Ghana's central bank cut its policy rate by 50 basis points to 25.50 percent, saying the downside risks to economic growth now outweighed the risks of high inflation.

        

    It is the first change in policy by the Bank of Ghana (BOG) since the last rate hike in November 2015 and the first rate cut since July 2011.

      

    Between February 2012 and November last year the central bank raised its policy rate by 13.50 percentage points as it sought to curb inflation and depreciation of the cedi's exchange rate.

      

    But Ghana's inflation rate has trended downward since hitting 19.2 percent in March and eased to 15.8 percent in October from 17.2 percent in September due to lower non-food inflation.

      

    "Policy tightness and continued stability of the exchange rate largely accounted for the declining trends," the bank said, describing the inflation outlook as "positive."

    The central bank added that it expects inflation to return to its medium-term target band in 2017, supported by continued tight monetary policy and stability in the exchange rate. The central bank targets inflation of 8.0 percent, plus/minus 2 percentage points.

      

    The cedi started to slowly depreciate in 2013 and fell faster in 2014 and most of 2015. But since October 2015 the exchange rate has been less volatile and depreciated 4.3 percent against the U.S. dollar between January and October compared with a fall of 15.5 percent in the same 2015 period.

      

    Today the cedi was trading at 4.07 to the dollar, down from 3.82 at the start of the year for a decline of 6.1 percent.

      

    "The outlook for the exchange rate remains positive and the Committee is optimistic that the cedi stability would be sustained," the bank said.

      

    But Ghana's economic growth remains "weak and below trend," the bank said, due to weak global demand, lower commodity prices, disruptions in the production of oil and gas, and weak private sector credit growth due to the central bank's tight policy and fiscal consolidation.

      

    "These tight conditions are expected to prevail in the outlook," the bank said.
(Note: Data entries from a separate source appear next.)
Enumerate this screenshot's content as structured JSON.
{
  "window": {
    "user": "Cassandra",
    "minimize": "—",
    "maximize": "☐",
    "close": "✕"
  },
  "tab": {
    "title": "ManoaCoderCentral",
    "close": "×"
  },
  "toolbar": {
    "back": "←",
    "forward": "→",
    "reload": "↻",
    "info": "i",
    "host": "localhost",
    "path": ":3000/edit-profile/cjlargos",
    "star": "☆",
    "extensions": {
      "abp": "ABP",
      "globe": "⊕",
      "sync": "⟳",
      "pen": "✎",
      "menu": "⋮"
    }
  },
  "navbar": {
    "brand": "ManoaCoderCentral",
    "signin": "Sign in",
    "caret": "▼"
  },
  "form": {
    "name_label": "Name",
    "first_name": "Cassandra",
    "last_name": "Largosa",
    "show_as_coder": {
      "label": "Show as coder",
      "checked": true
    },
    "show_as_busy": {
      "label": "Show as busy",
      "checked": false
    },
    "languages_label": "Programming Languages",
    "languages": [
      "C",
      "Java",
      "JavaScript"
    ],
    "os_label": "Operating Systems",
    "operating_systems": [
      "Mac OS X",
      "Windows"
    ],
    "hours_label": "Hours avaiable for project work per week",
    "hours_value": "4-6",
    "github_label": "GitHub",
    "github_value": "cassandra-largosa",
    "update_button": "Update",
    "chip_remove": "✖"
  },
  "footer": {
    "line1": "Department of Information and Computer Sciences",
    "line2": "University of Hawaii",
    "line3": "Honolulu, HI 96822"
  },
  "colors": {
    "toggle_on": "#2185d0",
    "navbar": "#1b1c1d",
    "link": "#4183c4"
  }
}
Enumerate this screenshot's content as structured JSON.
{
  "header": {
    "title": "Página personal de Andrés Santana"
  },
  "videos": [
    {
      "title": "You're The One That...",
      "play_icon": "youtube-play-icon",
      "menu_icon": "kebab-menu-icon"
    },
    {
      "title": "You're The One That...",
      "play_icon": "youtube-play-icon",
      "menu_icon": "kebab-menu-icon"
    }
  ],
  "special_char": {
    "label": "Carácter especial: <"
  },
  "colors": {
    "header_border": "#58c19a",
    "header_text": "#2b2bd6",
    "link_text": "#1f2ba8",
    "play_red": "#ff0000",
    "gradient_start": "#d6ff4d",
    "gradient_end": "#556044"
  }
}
       Ghana's Gross Domestic Product grew by an annual rate of 2.5 percent in the second quarter of this year, down from 4.8 percent in the first quarter.

      

    In September the International Monetary Fund (IMF) approved a disbursement of US$116.2 million to Ghana as part of 3-year arrangement agreed in 2015 that aimed to restore debt sustainability and macroeconomic stability to help the country's economy.

      

    The IMF called on the central bank to maintain a tight policy stance to help bring inflation back to its target and although there have been some improvements to central bank governance, it welcomed further amendments so there is zero central bank financing of government finances.

      

    The IMF added that Ghana had made progress in stabilizing the macroeconomy and reducing fiscal imbalances but there are still risks and called on further efforts to address revenue shortfalls while spending should be fully controlled to contain wages and other spending.

      

    "The government is projected to run a primary surplus this year, which, along with the stability of the cedi, should contribute to a marked decline in the debt-to-GDP ratio," the IMF said.